The state would safeguard the interests of the workers and secure for them, by suitable legislation and in other ways, a living wage, healthy conditions of work, limited hours of labour, suitable machinery for settling industrial disputes and social insurance. 

Liberation of agricultural labour from conditions of serfdom and protection of interest of women workers were promised. Child labour in factories and mines was to be banned. Peasants and workers would be free to form unions. The system of land tenure would be reformed. 

Peasants were promised an equitable adjustment of the burden on agricultural land, immediate relief to the small peasantry through substantial reduction of rent and revenue, exemption in the cases of uneconomic holding and imposition of graded agricultural income tax. Death duties at a graduated rate over property above a limit were envisaged. Relief of agricultural indebtedness and control of usury – direct and indirect - were promised. Military expenditure would be reduced.  The state would also provide military training to its citizens. The ceiling of the civil servants’ salary would be Rs 500. The state would protect indigenous cloth against foreign cloth. 

The other indigenous industries would be likewise protected against foreign competition. Intoxicating drinks and drugs would be totally prohibited. Currency and exchange would be regulated in the national interest. The state would own or control key industries and services, mineral resources, railways, waterways, shipping and other means of public transport. When the Congress party came to power in several provinces in 1937, they tried to deliver on some of the promises. But they held power for a little over two years. Besides, there were pressures from European and native vested interests. The promises were only partially fulfilled. About twenty years after Karachi session, the Indian Constitution largely enshrined the promises made in 1931.

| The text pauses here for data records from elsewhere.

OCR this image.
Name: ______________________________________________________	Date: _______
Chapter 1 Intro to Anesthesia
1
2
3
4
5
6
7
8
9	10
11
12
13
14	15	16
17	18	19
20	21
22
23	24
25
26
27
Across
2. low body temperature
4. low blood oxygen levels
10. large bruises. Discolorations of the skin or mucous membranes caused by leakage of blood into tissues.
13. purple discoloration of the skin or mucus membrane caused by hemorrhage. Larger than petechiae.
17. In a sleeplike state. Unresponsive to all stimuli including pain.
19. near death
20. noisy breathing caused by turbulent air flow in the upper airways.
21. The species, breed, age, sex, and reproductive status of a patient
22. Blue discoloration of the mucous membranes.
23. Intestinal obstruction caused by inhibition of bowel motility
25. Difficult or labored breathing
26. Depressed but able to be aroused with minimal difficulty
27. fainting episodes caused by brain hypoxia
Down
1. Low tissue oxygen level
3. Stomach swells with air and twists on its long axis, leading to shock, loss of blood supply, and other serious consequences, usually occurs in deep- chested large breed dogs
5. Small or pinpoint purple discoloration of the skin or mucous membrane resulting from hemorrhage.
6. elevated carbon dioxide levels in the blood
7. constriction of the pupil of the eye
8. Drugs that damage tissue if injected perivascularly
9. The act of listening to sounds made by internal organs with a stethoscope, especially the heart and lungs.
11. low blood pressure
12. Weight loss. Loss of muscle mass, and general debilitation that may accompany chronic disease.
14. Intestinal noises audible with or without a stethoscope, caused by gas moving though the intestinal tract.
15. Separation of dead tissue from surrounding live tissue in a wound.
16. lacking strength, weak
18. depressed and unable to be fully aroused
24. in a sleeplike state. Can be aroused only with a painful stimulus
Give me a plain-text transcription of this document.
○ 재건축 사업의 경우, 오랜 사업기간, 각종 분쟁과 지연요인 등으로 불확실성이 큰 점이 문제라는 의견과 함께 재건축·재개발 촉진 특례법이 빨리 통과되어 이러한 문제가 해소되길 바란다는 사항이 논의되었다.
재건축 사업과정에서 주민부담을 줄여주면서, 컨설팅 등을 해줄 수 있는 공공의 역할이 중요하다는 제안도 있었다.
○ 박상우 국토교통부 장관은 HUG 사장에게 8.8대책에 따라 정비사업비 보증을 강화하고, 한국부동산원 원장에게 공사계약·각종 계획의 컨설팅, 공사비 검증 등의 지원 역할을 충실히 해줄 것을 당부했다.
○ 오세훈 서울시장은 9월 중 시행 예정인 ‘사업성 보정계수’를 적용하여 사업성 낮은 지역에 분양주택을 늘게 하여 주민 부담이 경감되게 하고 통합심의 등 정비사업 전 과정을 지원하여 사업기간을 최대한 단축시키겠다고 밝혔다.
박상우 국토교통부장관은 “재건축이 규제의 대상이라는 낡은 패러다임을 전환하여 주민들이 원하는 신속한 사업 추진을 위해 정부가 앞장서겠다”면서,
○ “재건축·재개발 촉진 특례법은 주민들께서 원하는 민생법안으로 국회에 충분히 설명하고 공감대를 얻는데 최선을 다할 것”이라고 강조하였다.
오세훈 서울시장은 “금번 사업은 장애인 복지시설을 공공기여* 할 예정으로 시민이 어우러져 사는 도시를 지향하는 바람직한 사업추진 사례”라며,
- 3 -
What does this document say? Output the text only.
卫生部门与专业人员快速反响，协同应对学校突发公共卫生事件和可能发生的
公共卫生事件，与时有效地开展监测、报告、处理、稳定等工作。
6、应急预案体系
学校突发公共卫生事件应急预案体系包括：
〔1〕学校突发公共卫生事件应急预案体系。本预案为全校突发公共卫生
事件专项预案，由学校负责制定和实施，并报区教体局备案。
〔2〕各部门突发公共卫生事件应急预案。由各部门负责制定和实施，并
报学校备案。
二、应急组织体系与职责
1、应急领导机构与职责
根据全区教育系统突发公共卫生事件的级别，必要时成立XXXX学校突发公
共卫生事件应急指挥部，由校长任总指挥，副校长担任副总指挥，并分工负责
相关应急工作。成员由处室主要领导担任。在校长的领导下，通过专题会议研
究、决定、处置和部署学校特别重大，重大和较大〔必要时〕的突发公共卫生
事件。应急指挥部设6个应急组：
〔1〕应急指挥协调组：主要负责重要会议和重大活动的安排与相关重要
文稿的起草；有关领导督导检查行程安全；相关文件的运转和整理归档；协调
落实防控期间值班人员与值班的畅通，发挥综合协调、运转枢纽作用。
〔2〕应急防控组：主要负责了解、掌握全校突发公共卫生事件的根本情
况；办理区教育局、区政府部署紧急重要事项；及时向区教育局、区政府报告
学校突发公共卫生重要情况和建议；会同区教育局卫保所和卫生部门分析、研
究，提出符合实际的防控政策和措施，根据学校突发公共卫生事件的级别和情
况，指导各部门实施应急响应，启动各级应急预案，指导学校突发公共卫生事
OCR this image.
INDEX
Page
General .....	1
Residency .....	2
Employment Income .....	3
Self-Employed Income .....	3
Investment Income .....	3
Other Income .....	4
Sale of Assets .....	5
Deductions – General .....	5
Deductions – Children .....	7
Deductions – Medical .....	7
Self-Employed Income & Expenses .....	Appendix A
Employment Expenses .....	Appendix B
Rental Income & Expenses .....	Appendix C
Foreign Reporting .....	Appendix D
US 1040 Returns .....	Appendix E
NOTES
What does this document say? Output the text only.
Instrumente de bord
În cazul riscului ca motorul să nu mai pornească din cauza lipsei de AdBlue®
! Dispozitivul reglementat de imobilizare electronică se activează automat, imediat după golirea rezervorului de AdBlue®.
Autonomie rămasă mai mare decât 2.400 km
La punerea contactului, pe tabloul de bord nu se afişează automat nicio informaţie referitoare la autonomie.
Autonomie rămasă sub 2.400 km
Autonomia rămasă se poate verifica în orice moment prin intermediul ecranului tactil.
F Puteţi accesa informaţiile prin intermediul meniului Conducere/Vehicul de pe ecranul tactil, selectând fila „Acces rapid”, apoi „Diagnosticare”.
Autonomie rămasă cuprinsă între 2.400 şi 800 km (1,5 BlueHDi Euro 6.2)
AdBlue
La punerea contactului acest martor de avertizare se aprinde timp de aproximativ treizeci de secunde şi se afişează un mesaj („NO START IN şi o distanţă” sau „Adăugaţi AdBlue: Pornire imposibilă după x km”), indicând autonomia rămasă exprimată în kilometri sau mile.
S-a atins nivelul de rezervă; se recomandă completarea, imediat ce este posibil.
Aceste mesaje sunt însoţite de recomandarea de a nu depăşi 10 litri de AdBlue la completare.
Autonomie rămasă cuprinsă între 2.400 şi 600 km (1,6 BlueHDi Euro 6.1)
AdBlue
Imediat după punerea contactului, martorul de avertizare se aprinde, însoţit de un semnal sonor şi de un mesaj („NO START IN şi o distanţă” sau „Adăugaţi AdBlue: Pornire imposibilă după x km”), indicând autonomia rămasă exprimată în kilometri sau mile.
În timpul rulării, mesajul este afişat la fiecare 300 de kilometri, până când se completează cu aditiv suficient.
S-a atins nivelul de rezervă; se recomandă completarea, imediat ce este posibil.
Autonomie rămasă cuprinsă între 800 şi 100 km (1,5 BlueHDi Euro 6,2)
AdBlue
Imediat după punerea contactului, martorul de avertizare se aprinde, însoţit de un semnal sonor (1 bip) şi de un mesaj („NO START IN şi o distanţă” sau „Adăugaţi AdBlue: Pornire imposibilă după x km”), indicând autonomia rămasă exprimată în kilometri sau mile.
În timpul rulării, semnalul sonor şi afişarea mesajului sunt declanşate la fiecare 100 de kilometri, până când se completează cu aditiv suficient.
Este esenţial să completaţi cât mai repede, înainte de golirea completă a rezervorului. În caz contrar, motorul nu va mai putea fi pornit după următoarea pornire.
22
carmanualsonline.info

The Bolshevik Revolution in October 1917 created an interest in socialism in India and small socialist groups emerged in the urban centres.

Completion of the first five-year plan by the Union of Soviet Socialist Republics in 1934 created an enthusiasm for planning in India. In 1934 M. Visvesvaraya, a great engineer, published a book entitled Planned Economy in India in April 1936. The Visvesvaraya Plan could, however, be by no means called a socialist plan. In 1934 the Congress Socialist Party was formed within the Congress and Gandhi resigned from the Congress citing it as one of the reasons and alleging Jawaharlal’s open sympathy for the group. In 1935 the Communist Party of India was formed and immediately banned by the British Government. Most of the communists started working within the Congress Socialist party.

Jawaharlal Nehru, who had shown great admiration for socialism as early as 1928, delivered his presidential address to the Lucknow session of the Indian National Congress announcing his conviction that ‘the only solution of the world’s problems and of India’s problems lies in socialism’. This statement created an ideological rift  within the top leadership of the Congress and Sardar Vallabh Bhai Patel issued a statement to the effect that he had ideological differences with Nehru on matters like the nature of capitalism. Patel wanted to contest Nehru for the presidency of the Congress in the next session at Faizpur. 

Nehru recounted his position stating that socialism was not his ideological plank for the Presidential election and Patel withdrew from the contest. In his Presidential speech at Faizpur, Nehru called for the building up of a powerful joint front of all the anti-imperialist forces in the country including  the organised workers and peasants. In the backdrop of the general (provincial) elections in British India this ideological debate is significant.

The Idea of Planning

It has been seen that the idea of planning had acquired popularity in 1934. Jawaharlal Nehru was succeeded as Congress President by another radical young  man, Subhas Chandra Bose. He set up a National Planning Committee with Jawaharlal Nehru as chairman and Professor K.T. Shah as secretary. The ideological tension that was brewing in the Congress resulted in Bose resigning its Presidentship in the next year. Still another year later the Congress Governments in Provinces resigned on the issue of the declaration of British India’s participation in World War II. The work of the National Planning Committee was interrupted but a number of subcommittees of the National Planning Committee prepared their reports.

In 1940 a group of industrialists led by G.D. Birla, prepared what is known as the Bombay Plan. The Plan envisaged the doubling of per capita income and trebling of national income in 15 years. It divided industries into basic and consumption goods industries and admitted the necessity of reducing inequalities of wealth. Among the measures suggested toward this purpose were imposition of death duties, reform of the system of land tenure and provision of the fullest scope for small and cottage industries as well as state control of the economy accompanied by state ownership of public utilities and basic industries. Economic control, however, was more important than ownership or management by the state., argued the Bombay Plan.

Towards the end of World War II, M.N. Roy, a leader of the Indian Communist movement and now a radical humanist, published a People’s Plan. Unlike the Bombay Plan it primarily emphasised agriculture and advocated nationalisation of land and liquidation of rural indebtedness. Future industrialisation would have to be primarily financed and controlled by the state. Expansion of production would have to be accompanied by changes in distribution in favour of the common people permitting an expansion of the total consumption by the community. Surplus production should be reinvested for raising employment and standard of living.